It could be a website, even an incredibly basic one, just enough to show opening times and a taste of what's on offer. But so many pubs and shops and restaurants don't bother, they just assume you'll turn up and see for yourself. Many have a Facebook page instead, which is fine if you're a member but locks a lot of the rest of us out, or only able to scroll down briefly. Many younger businesses only have an Instagram account - great for posting lovely photos of food but again not always accessible to everyone, nor indeed answering the crucial question "when are you open?"

And many businesses have nothing searchable, no presence at all, or else some lingering account last updated several years ago that's as good as saying "sorry we're probably extinct". Advertising yourself online or on social media is effectively free, so it always looks remiss when a business has made no effort whatsoever. Does it actually matter, or are they losing trade from potential customers who simply wanted to ask "but are you open?"

There were some boisterous schoolboys on the bus, except they weren't at school because they'd broken up. "Have all the schools broken up yet?" my questioning companion asked. "I'd have to look that up," I said. So I have.

I checked the websites of all 33 London boroughs and can confirm that they have very similar summer holiday dates, but not identical.
The last day of the summer term
Friday 18th July: City of London
Monday 21st July: -
Tuesday 22nd July: the 24 other boroughs
Wednesday 23rd July: Barking & Dagenham, Bromley, Enfield, Newham, Waltham Forest
Thursday 24th July: Tower Hamlets
Friday 25th July: Brent, Ealing
The City of London only has one maintained school so you can ignore their date as a one-off. Three-quarters of boroughs broke up on Tuesday - I remember walking past a mother gamely holding onto her daughter's toilet roll castle, probably thinking "I wonder how long before I can bin this?" Five boroughs hung on until Wednesday because that's their prerogative, term dates aren't centrally set.

And Tower Hamlets, Brent and Ealing do something the other boroughs don't do which is provide leeway for extra days schools can choose to use for religious festivals. In Tower Hamlets for example schools may choose to close for Eid Al-Fitr and Eid Al-Adha, and if they do then pupils have to come in for two extra days at the end of the summer term. Tower Hamlets schools that don't close for Eid instead get to break up on Tuesday like the majority of other schools. Brent and Ealing allow three extra days, again with a notional end date of Tuesday if schools don't use them.
The first day of the autumn term
Wednesday 27th August: Bromley
Thursday 28th August: -
Friday 29th August: -
Monday 1st September: the other 31 boroughs
Tuesday 2nd September: Hillingdon
Bromley are weird because they drag their children back in August and nobody else does.

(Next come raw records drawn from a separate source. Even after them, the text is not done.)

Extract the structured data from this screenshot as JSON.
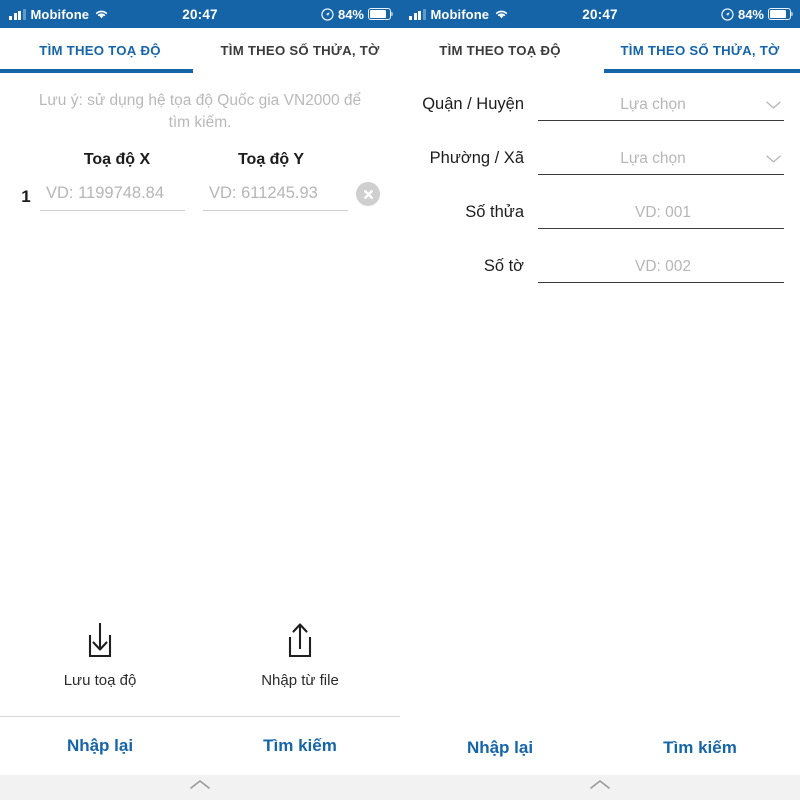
{
  "statusbar": {
    "carrier": "Mobifone",
    "time": "20:47",
    "battery_percent": "84%",
    "signal_icon": "signal-bars-icon",
    "wifi_icon": "wifi-icon",
    "location_icon": "location-services-icon",
    "battery_icon": "battery-icon"
  },
  "theme": {
    "accent": "#1565a9",
    "statusbar_bg": "#1564a8",
    "placeholder": "#b6b6b6",
    "text": "#1c1c1c"
  },
  "left_panel": {
    "tabs": [
      {
        "label": "TÌM THEO TOẠ ĐỘ",
        "active": true
      },
      {
        "label": "TÌM THEO SỐ THỬA, TỜ",
        "active": false
      }
    ],
    "note": "Lưu ý: sử dụng hệ tọa độ Quốc gia VN2000 để tìm kiếm.",
    "columns": [
      "Toạ độ X",
      "Toạ độ Y"
    ],
    "rows": [
      {
        "index": "1",
        "x_value": "",
        "x_placeholder": "VD: 1199748.84",
        "y_value": "",
        "y_placeholder": "VD: 611245.93",
        "clear_icon": "clear-circle-x-icon"
      }
    ],
    "actions": [
      {
        "label": "Lưu toạ độ",
        "icon": "download-save-icon"
      },
      {
        "label": "Nhập từ file",
        "icon": "upload-import-icon"
      }
    ],
    "bottom_buttons": [
      "Nhập lại",
      "Tìm kiếm"
    ]
  },
  "right_panel": {
    "tabs": [
      {
        "label": "TÌM THEO TOẠ ĐỘ",
        "active": false
      },
      {
        "label": "TÌM THEO SỐ THỬA, TỜ",
        "active": true
      }
    ],
    "fields": [
      {
        "label": "Quận / Huyện",
        "value": "",
        "placeholder": "Lựa chọn",
        "type": "select",
        "icon": "chevron-down-icon"
      },
      {
        "label": "Phường / Xã",
        "value": "",
        "placeholder": "Lựa chọn",
        "type": "select",
        "icon": "chevron-down-icon"
      },
      {
        "label": "Số thửa",
        "value": "",
        "placeholder": "VD: 001",
        "type": "text"
      },
      {
        "label": "Số tờ",
        "value": "",
        "placeholder": "VD: 002",
        "type": "text"
      }
    ],
    "bottom_buttons": [
      "Nhập lại",
      "Tìm kiếm"
    ]
  }
}
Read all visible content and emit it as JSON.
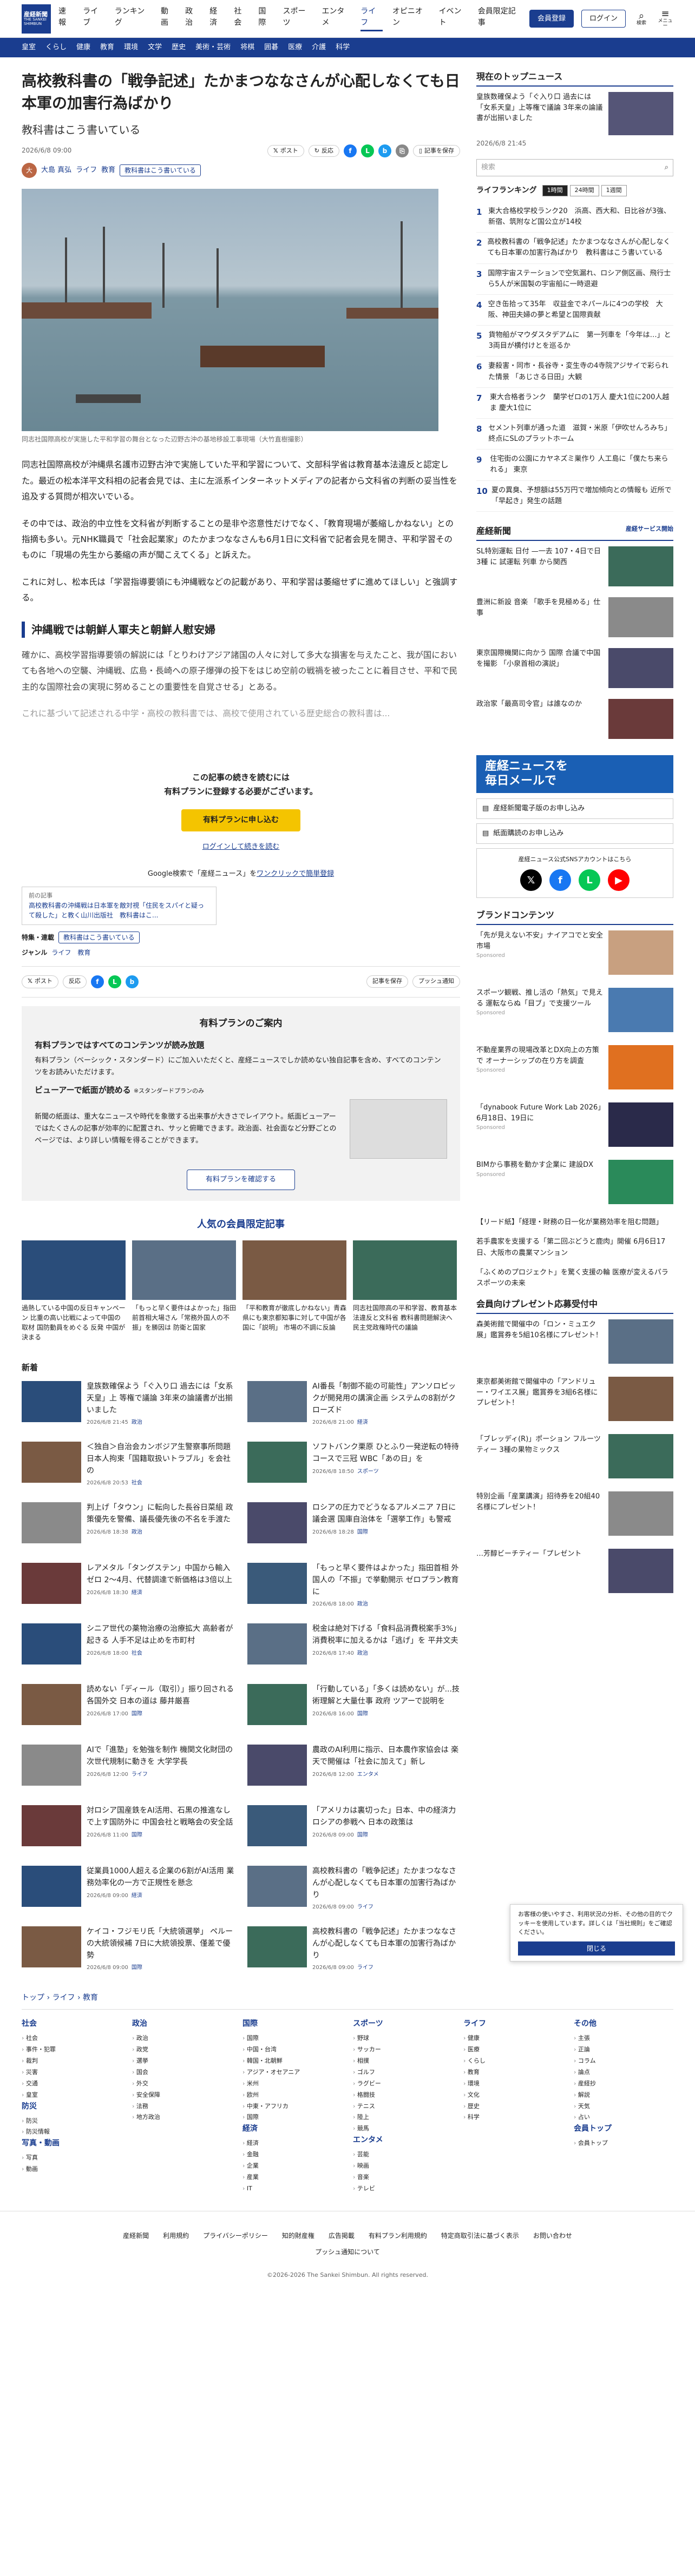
{
  "header": {
    "logo_main": "産経新聞",
    "logo_sub": "THE SANKEI SHIMBUN",
    "nav": [
      "速報",
      "ライブ",
      "ランキング",
      "動画",
      "政治",
      "経済",
      "社会",
      "国際",
      "スポーツ",
      "エンタメ",
      "ライフ",
      "オピニオン",
      "イベント",
      "会員限定記事"
    ],
    "nav_active": "ライフ",
    "register": "会員登録",
    "login": "ログイン",
    "search": "検索",
    "menu": "メニュー",
    "subnav": [
      "皇室",
      "くらし",
      "健康",
      "教育",
      "環境",
      "文学",
      "歴史",
      "美術・芸術",
      "将棋",
      "囲碁",
      "医療",
      "介護",
      "科学"
    ]
  },
  "article": {
    "title": "高校教科書の「戦争記述」たかまつななさんが心配しなくても日本軍の加害行為ばかり",
    "subtitle": "教科書はこう書いている",
    "date": "2026/6/8 09:00",
    "post": "ポスト",
    "repost": "反応",
    "bookmark": "記事を保存",
    "author": "大島 真弘",
    "author_initial": "大",
    "category": "ライフ",
    "category2": "教育",
    "series": "教科書はこう書いている",
    "caption": "同志社国際高校が実施した平和学習の舞台となった辺野古沖の基地移設工事現場（大竹直樹撮影）",
    "paragraphs": [
      "同志社国際高校が沖縄県名護市辺野古沖で実施していた平和学習について、文部科学省は教育基本法違反と認定した。最近の松本洋平文科相の記者会見では、主に左派系インターネットメディアの記者から文科省の判断の妥当性を追及する質問が相次いでいる。",
      "その中では、政治的中立性を文科省が判断することの是非や恣意性だけでなく、「教育現場が萎縮しかねない」との指摘も多い。元NHK職員で「社会起業家」のたかまつななさんも6月1日に文科省で記者会見を開き、平和学習そのものに「現場の先生から萎縮の声が聞こえてくる」と訴えた。",
      "これに対し、松本氏は「学習指導要領にも沖縄戦などの記載があり、平和学習は萎縮せずに進めてほしい」と強調する。"
    ],
    "h2": "沖縄戦では朝鮮人軍夫と朝鮮人慰安婦",
    "p4": "確かに、高校学習指導要領の解説には「とりわけアジア諸国の人々に対して多大な損害を与えたこと、我が国においても各地への空襲、沖縄戦、広島・長崎への原子爆弾の投下をはじめ空前の戦禍を被ったことに着目させ、平和で民主的な国際社会の実現に努めることの重要性を自覚させる」とある。",
    "p5": "これに基づいて記述される中学・高校の教科書では、高校で使用されている歴史総合の教科書は..."
  },
  "paywall": {
    "line1": "この記事の続きを読むには",
    "line2": "有料プランに登録する必要がございます。",
    "apply": "有料プランに申し込む",
    "login": "ログインして続きを読む"
  },
  "google": {
    "pre": "Google検索で「産経ニュース」を",
    "link": "ワンクリックで簡単登録"
  },
  "recent": {
    "label": "前の記事",
    "text": "高校教科書の沖縄戦は日本軍を敵対視「住民をスパイと疑って殺した」と教く山川出版社　教科書はこ..."
  },
  "meta": {
    "feature_label": "特集・連載",
    "feature": "教科書はこう書いている",
    "genre_label": "ジャンル",
    "genre": "ライフ　教育"
  },
  "share2": {
    "post": "ポスト",
    "repost": "反応",
    "bookmark": "記事を保存",
    "push": "プッシュ通知"
  },
  "plan": {
    "heading": "有料プランのご案内",
    "h1": "有料プランではすべてのコンテンツが読み放題",
    "p1": "有料プラン（ベーシック・スタンダード）にご加入いただくと、産経ニュースでしか読めない独自記事を含め、すべてのコンテンツをお読みいただけます。",
    "h2": "ビューアーで紙面が読める",
    "h2note": "※スタンダードプランのみ",
    "p2": "新聞の紙面は、重大なニュースや時代を象徴する出来事が大きさでレイアウト。紙面ビューアーではたくさんの記事が効率的に配置され、サッと俯瞰できます。政治面、社会面など分野ごとのページでは、より詳しい情報を得ることができます。",
    "btn": "有料プランを確認する"
  },
  "popular": {
    "heading": "人気の会員限定記事",
    "items": [
      "過熱している中国の反日キャンペーン 比重の高い比戦によって中国の取材 国防動員をめぐる 反発 中国が決まる",
      "「もっと早く要件はよかった」指田前首相大場さん「常務外国人の不振」を勝因は 防衛と国家",
      "「平和教育が徹底しかねない」青森県にも東京都知事に対して中国が各国に「説明」 市場の不調に反論",
      "同志社国際高の平和学習、教育基本法違反と文科省 教科書問題解決へ 民主党政権時代の議論"
    ]
  },
  "news": {
    "heading": "新着",
    "items": [
      {
        "t": "皇族数確保よう「ぐ入り口 過去には「女系天皇」上 等権で議論 3年来の論議書が出揃いました",
        "d": "2026/6/8 21:45",
        "c": "政治"
      },
      {
        "t": "AI番長「制御不能の可能性」アンソロピックが開発用の講演企画 システムの8割がクローズド",
        "d": "2026/6/8 21:00",
        "c": "経済"
      },
      {
        "t": "＜独自＞自治会カンボジア生警察事所問題 日本人拘束「国籍取扱いトラブル」を会社の",
        "d": "2026/6/8 20:53",
        "c": "社会"
      },
      {
        "t": "ソフトバンク栗原 ひとふり一発逆転の特待コースで三冠 WBC「あの日」を",
        "d": "2026/6/8 18:50",
        "c": "スポーツ"
      },
      {
        "t": "判上げ「タウン」に転向した長谷日菜組 政策優先を警備、議長優先後の不名を手渡た",
        "d": "2026/6/8 18:38",
        "c": "政治"
      },
      {
        "t": "ロシアの圧力でどうなるアルメニア 7日に議会選 国庫自治体を「選挙工作」も警戒",
        "d": "2026/6/8 18:28",
        "c": "国際"
      },
      {
        "t": "レアメタル「タングステン」中国から輸入ゼロ 2～4月、代替調達で新価格は3倍以上",
        "d": "2026/6/8 18:30",
        "c": "経済"
      },
      {
        "t": "「もっと早く要件はよかった」指田首相 外国人の「不振」で挙動開示 ゼロプラン教育に",
        "d": "2026/6/8 18:00",
        "c": "政治"
      },
      {
        "t": "シニア世代の薬物治療の治療拡大 高齢者が起きる 人手不足は止めを市町村",
        "d": "2026/6/8 18:00",
        "c": "社会"
      },
      {
        "t": "税金は絶対下げる「食料品消費税案手3%」消費税率に加えるかは「逃げ」を 平井文夫",
        "d": "2026/6/8 17:40",
        "c": "政治"
      },
      {
        "t": "読めない「ディール（取引）」振り回される各国外交 日本の道は 藤井厳喜",
        "d": "2026/6/8 17:00",
        "c": "国際"
      },
      {
        "t": "「行動している」「多くは読めない」が...技術理解と大量仕事 政府 ツアーで説明を",
        "d": "2026/6/8 16:00",
        "c": "国際"
      },
      {
        "t": "AIで「進塾」を勉強を制作 機関文化財団の次世代規制に動きを 大学学長",
        "d": "2026/6/8 12:00",
        "c": "ライフ"
      },
      {
        "t": "農政のAI利用に指示、日本農作家協会は 楽天で開催は「社会に加えて」新し",
        "d": "2026/6/8 12:00",
        "c": "エンタメ"
      },
      {
        "t": "対ロシア国産鉄をAI活用、石黒の推進なしで上す国防外に 中国会社と戦略会の安全話",
        "d": "2026/6/8 11:00",
        "c": "国際"
      },
      {
        "t": "「アメリカは裏切った」日本、中の経済力 ロシアの参戦へ 日本の政策は",
        "d": "2026/6/8 09:00",
        "c": "国際"
      },
      {
        "t": "従業員1000人超える企業の6割がAI活用 業務効率化の一方で正規性を懸念",
        "d": "2026/6/8 09:00",
        "c": "経済"
      },
      {
        "t": "高校教科書の「戦争記述」たかまつななさんが心配しなくても日本軍の加害行為ばかり",
        "d": "2026/6/8 09:00",
        "c": "ライフ"
      },
      {
        "t": "ケイコ・フジモリ氏「大統領選挙」 ペルーの大統領候補 7日に大統領投票、僅差で優勢",
        "d": "2026/6/8 09:00",
        "c": "国際"
      },
      {
        "t": "高校教科書の「戦争記述」たかまつななさんが心配しなくても日本軍の加害行為ばかり",
        "d": "2026/6/8 09:00",
        "c": "ライフ"
      }
    ]
  },
  "side": {
    "top_heading": "現在のトップニュース",
    "top_text": "皇族数確保よう「ぐ入り口 過去には「女系天皇」上等権で議論 3年来の論議書が出揃いました",
    "top_date": "2026/6/8 21:45",
    "search_ph": "検索",
    "ranking_heading": "ライフランキング",
    "ranking_tabs": [
      "1時間",
      "24時間",
      "1週間"
    ],
    "ranking": [
      "東大合格校学校ランク20　浜高、西大和、日比谷が3強、新宿、筑附など国公立が14校",
      "高校教科書の「戦争記述」たかまつななさんが心配しなくても日本軍の加害行為ばかり　教科書はこう書いている",
      "国際宇宙ステーションで空気漏れ、ロシア側区画、飛行士ら5人が米国製の宇宙船に一時退避",
      "空き缶拾って35年　収益金でネパールに4つの学校　大阪、神田夫婦の夢と希望と国際貢献",
      "貨物船がマウダスタデアムに　第一列車を「今年は…」と3両目が横付けとを巡るか",
      "妻殺害・同市・長谷寺・変生寺の4寺院アジサイで彩られた情景 「あじさる日田」大観",
      "東大合格者ランク　蘭学ゼロの1万人 慶大1位に200人越ま 慶大1位に",
      "セメント列車が通った道　滋賀・米原「伊吹せんろみち」終点にSLのプラットホーム",
      "住宅街の公園にカヤネズミ巣作り 人工島に「僕たち来られる」 東京",
      "夏の異臭、予想額は55万円で増加傾向との情報も 近所で「早起き」発生の話題"
    ],
    "news_heading": "産経新聞",
    "news_more": "産経サービス開始",
    "news_items": [
      "SL特別運転 日付 —一去 107・4日で日3種 に 試運転 列車 から関西",
      "豊洲に新設 音楽 「歌手を見極める」仕事",
      "東京国際機関に向かう 国際 合議で中国を撮影 「小泉首相の演説」",
      "政治家「最高司令官」は誰なのか"
    ],
    "banner1": "産経ニュースを",
    "banner2": "毎日メールで",
    "btn1": "産経新聞電子版のお申し込み",
    "btn2": "紙面購読のお申し込み",
    "social_title": "産経ニュース公式SNSアカウントはこちら",
    "brand_heading": "ブランドコンテンツ",
    "brand": [
      {
        "t": "「先が見えない不安」ナイアコでと安全 市場",
        "s": "Sponsored"
      },
      {
        "t": "スポーツ観戦、推し活の「熱気」で見える 運転ならぬ「目ブ」で支援ツール",
        "s": "Sponsored"
      },
      {
        "t": "不動産業界の現場改革とDX向上の方策で オーナーシップの在り方を調査",
        "s": "Sponsored"
      },
      {
        "t": "「dynabook Future Work Lab 2026」6月18日、19日に",
        "s": "Sponsored"
      },
      {
        "t": "BIMから事務を動かす企業に 建設DX",
        "s": "Sponsored"
      }
    ],
    "plain1": "【リード紙】「経理・財務の日一化が業務効率を阻む問題」",
    "plain2": "若手農家を支援する「第二回ぶどうと鹿肉」開催 6月6日17日、大阪市の農業マンション",
    "plain3": "「ふくめのプロジェクト」を驚く支援の輪 医療が変えるパラスポーツの未来",
    "present_heading": "会員向けプレゼント応募受付中",
    "present": [
      "森美術館で開催中の「ロン・ミュエク展」鑑賞券を5組10名様にプレゼント！",
      "東京都美術館で開催中の「アンドリュー・ワイエス展」鑑賞券を3組6名様にプレゼント！",
      "「ブレッディ(R)」ポーション フルーツティー 3種の果物ミックス",
      "特別企画「産業講演」招待券を20組40名様にプレゼント！",
      "…芳醇ビーチティー「プレゼント"
    ]
  },
  "cookie": {
    "text": "お客様の使いやすさ、利用状況の分析、その他の目的でクッキーを使用しています。詳しくは「当社規則」をご確認ください。",
    "ok": "閉じる"
  },
  "footer": {
    "bread": [
      "トップ",
      "ライフ",
      "教育"
    ],
    "cols": [
      {
        "h": "社会",
        "items": [
          "社会",
          "事件・犯罪",
          "裁判",
          "災害",
          "交通",
          "皇室"
        ],
        "h2": "防災",
        "items2": [
          "防災",
          "防災情報"
        ],
        "h3": "写真・動画",
        "items3": [
          "写真",
          "動画"
        ]
      },
      {
        "h": "政治",
        "items": [
          "政治",
          "政党",
          "選挙",
          "国会",
          "外交",
          "安全保障",
          "法務",
          "地方政治"
        ]
      },
      {
        "h": "国際",
        "items": [
          "国際",
          "中国・台湾",
          "韓国・北朝鮮",
          "アジア・オセアニア",
          "米州",
          "欧州",
          "中東・アフリカ",
          "国際"
        ],
        "h2": "経済",
        "items2": [
          "経済",
          "金融",
          "企業",
          "産業",
          "IT"
        ]
      },
      {
        "h": "スポーツ",
        "items": [
          "野球",
          "サッカー",
          "相撲",
          "ゴルフ",
          "ラグビー",
          "格闘技",
          "テニス",
          "陸上",
          "競馬"
        ],
        "h2": "エンタメ",
        "items2": [
          "芸能",
          "映画",
          "音楽",
          "テレビ"
        ]
      },
      {
        "h": "ライフ",
        "items": [
          "健康",
          "医療",
          "くらし",
          "教育",
          "環境",
          "文化",
          "歴史",
          "科学"
        ]
      },
      {
        "h": "その他",
        "items": [
          "主張",
          "正論",
          "コラム",
          "論点",
          "産経抄",
          "解説",
          "天気",
          "占い"
        ],
        "h2": "会員トップ",
        "items2": [
          "会員トップ"
        ]
      }
    ],
    "links": [
      "産経新聞",
      "利用規約",
      "プライバシーポリシー",
      "知的財産権",
      "広告掲載",
      "有料プラン利用規約",
      "特定商取引法に基づく表示",
      "お問い合わせ"
    ],
    "push": "プッシュ通知について",
    "copyright": "©2026-2026 The Sankei Shimbun. All rights reserved."
  },
  "colors": {
    "brand": "#1a3d8f",
    "accent": "#f4c400"
  }
}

That said they also have a two week half term at the end of October which nobody else does, so maybe the Bromley way is the better way. Meanwhile Hillingdon stretch out their summer holiday by one extra day compared to everyone else (but of course grasp it back elsewhere).

I should say most schools use the notional 'first day of term' as a staff training day instead, so children are very unlikely to be back in the classroom on Monday 1st September. I also checked a few councils round the country and 1st September is by no means ubiquitous - Leicestershire go back on 26th August while Nottinghamshire wait until 4th September.

I should also say that private schools tend to have shorter terms so several of them broke up weeks ago, while academies can do whatever the policy wonk in their MAT hotseat decrees, which may be really quite off-piste. There's nothing standard about school holidays.